Старый паромщик тоже засмеялся, подумав: «Что ж, и Цуйцуй пойдет голыми руками строить лоянский мост? Вот новости!»
А тот человек спустя еще какое-то время сказал:
— Глаз чадунца не дурак — выбирать жену мастак. Дядюшка, если вы мне доверяете, я расскажу вам одну шутку.
— Какую шутку? — спросил паромщик.
— Дядюшка, если вы мне доверяете, примите эту шутку за правду.

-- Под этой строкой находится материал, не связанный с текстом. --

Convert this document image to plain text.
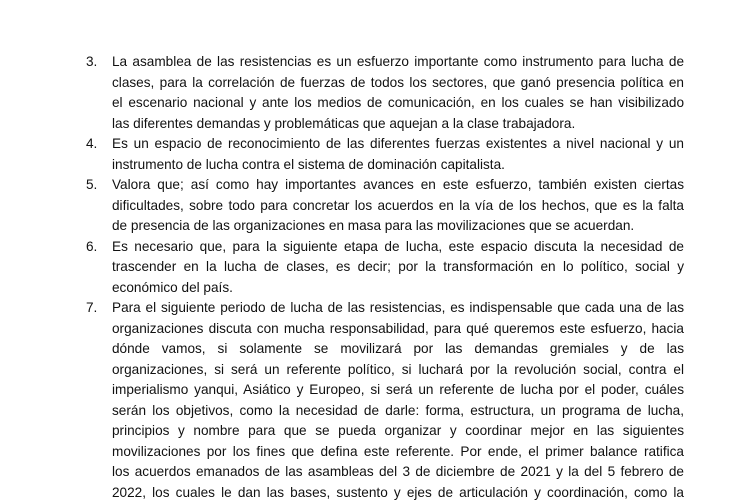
3. La asamblea de las resistencias es un esfuerzo importante como instrumento para lucha de
clases, para la correlación de fuerzas de todos los sectores, que ganó presencia política en
el escenario nacional y ante los medios de comunicación, en los cuales se han visibilizado
las diferentes demandas y problemáticas que aquejan a la clase trabajadora.

4. Es un espacio de reconocimiento de las diferentes fuerzas existentes a nivel nacional y un
instrumento de lucha contra el sistema de dominación capitalista.

5. Valora que; así como hay importantes avances en este esfuerzo, también existen ciertas
dificultades, sobre todo para concretar los acuerdos en la vía de los hechos, que es la falta
de presencia de las organizaciones en masa para las movilizaciones que se acuerdan.

6. Es necesario que, para la siguiente etapa de lucha, este espacio discuta la necesidad de
trascender en la lucha de clases, es decir; por la transformación en lo político, social y
económico del país.

7. Para el siguiente periodo de lucha de las resistencias, es indispensable que cada una de las
organizaciones discuta con mucha responsabilidad, para qué queremos este esfuerzo, hacia
dónde vamos, si solamente se movilizará por las demandas gremiales y de las
organizaciones, si será un referente político, si luchará por la revolución social, contra el
imperialismo yanqui, Asiático y Europeo, si será un referente de lucha por el poder, cuáles
serán los objetivos, como la necesidad de darle: forma, estructura, un programa de lucha,
principios y nombre para que se pueda organizar y coordinar mejor en las siguientes
movilizaciones por los fines que defina este referente. Por ende, el primer balance ratifica
los acuerdos emanados de las asambleas del 3 de diciembre de 2021 y la del 5 febrero de
2022, los cuales le dan las bases, sustento y ejes de articulación y coordinación, como la
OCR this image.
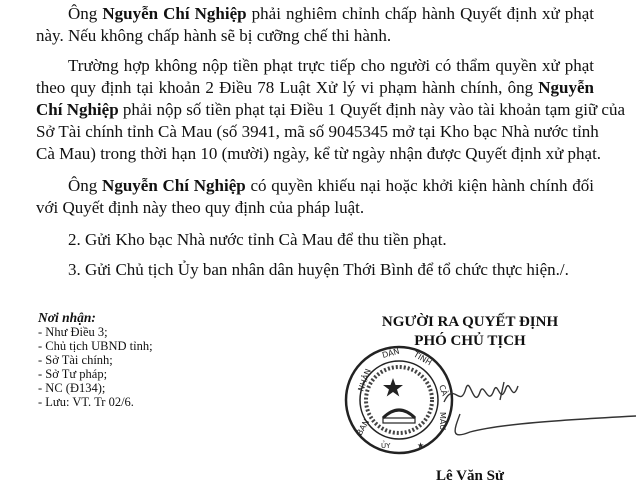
Ông Nguyễn Chí Nghiệp phải nghiêm chỉnh chấp hành Quyết định xử phạt
này. Nếu không chấp hành sẽ bị cưỡng chế thi hành.
Trường hợp không nộp tiền phạt trực tiếp cho người có thẩm quyền xử phạt
theo quy định tại khoản 2 Điều 78 Luật Xử lý vi phạm hành chính, ông Nguyễn
Chí Nghiệp phải nộp số tiền phạt tại Điều 1 Quyết định này vào tài khoản tạm giữ của
Sở Tài chính tỉnh Cà Mau (số 3941, mã số 9045345 mở tại Kho bạc Nhà nước tỉnh
Cà Mau) trong thời hạn 10 (mười) ngày, kể từ ngày nhận được Quyết định xử phạt.
Ông Nguyễn Chí Nghiệp có quyền khiếu nại hoặc khởi kiện hành chính đối
với Quyết định này theo quy định của pháp luật.
2. Gửi Kho bạc Nhà nước tỉnh Cà Mau để thu tiền phạt.
3. Gửi Chủ tịch Ủy ban nhân dân huyện Thới Bình để tổ chức thực hiện./.
Nơi nhận:
- Như Điều 3;
- Chủ tịch UBND tỉnh;
- Sở Tài chính;
- Sở Tư pháp;
- NC (Đ134);
- Lưu: VT. Tr 02/6.
NGƯỜI RA QUYẾT ĐỊNH
PHÓ CHỦ TỊCH
BAN
NHÂN
DÂN TỈNH
CÀ
MAU
ỦY	★
Lê Văn Sử
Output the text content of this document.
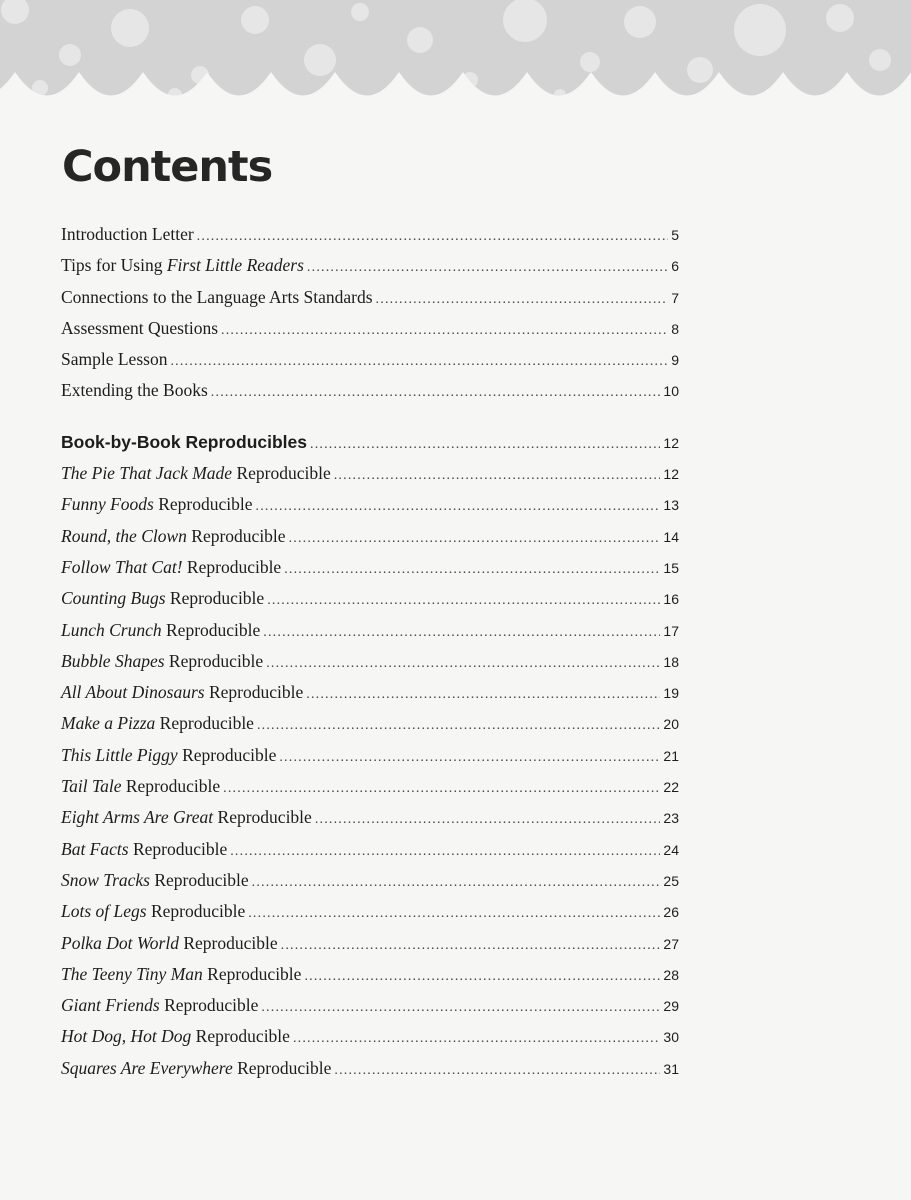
Contents
Introduction Letter .....	5
Tips for Using First Little Readers .....	6
Connections to the Language Arts Standards .....	7
Assessment Questions .....	8
Sample Lesson .....	9
Extending the Books .....	10
Book-by-Book Reproducibles .....	12
The Pie That Jack Made Reproducible .....	12
Funny Foods Reproducible .....	13
Round, the Clown Reproducible .....	14
Follow That Cat! Reproducible .....	15
Counting Bugs Reproducible .....	16
Lunch Crunch Reproducible .....	17
Bubble Shapes Reproducible .....	18
All About Dinosaurs Reproducible .....	19
Make a Pizza Reproducible .....	20
This Little Piggy Reproducible .....	21
Tail Tale Reproducible .....	22
Eight Arms Are Great Reproducible .....	23
Bat Facts Reproducible .....	24
Snow Tracks Reproducible .....	25
Lots of Legs Reproducible .....	26
Polka Dot World Reproducible .....	27
The Teeny Tiny Man Reproducible .....	28
Giant Friends Reproducible .....	29
Hot Dog, Hot Dog Reproducible .....	30
Squares Are Everywhere Reproducible .....	31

И вслед за этим рассказал, как Далао из семьи Шуньшуня хвалил красоту Цуйцуй, а также поручил ему выведать, как старик отнесется к этому, после чего пересказал паромщику и другие слова парня:
— Я его спрашиваю: «Далао, ты правду говоришь или шутишь?», а он отвечает: «Ты сходи для меня к старику и разузнай, мне нравится Цуйцуй, я хочу Цуйцуй, это правда!» Я говорю: «Я на язык-то не остер, а ну как скажу, а старик мне — оплеуху?» А он: «Если боишься побоев, то сперва расскажи как шутку, тогда он тебя не побьет!» Поэтому, дядя, я с вами речь завел сперва как о шутке. Подумайте, он девятого числа вернется из Сычуани и придет ко мне, что ему ответить?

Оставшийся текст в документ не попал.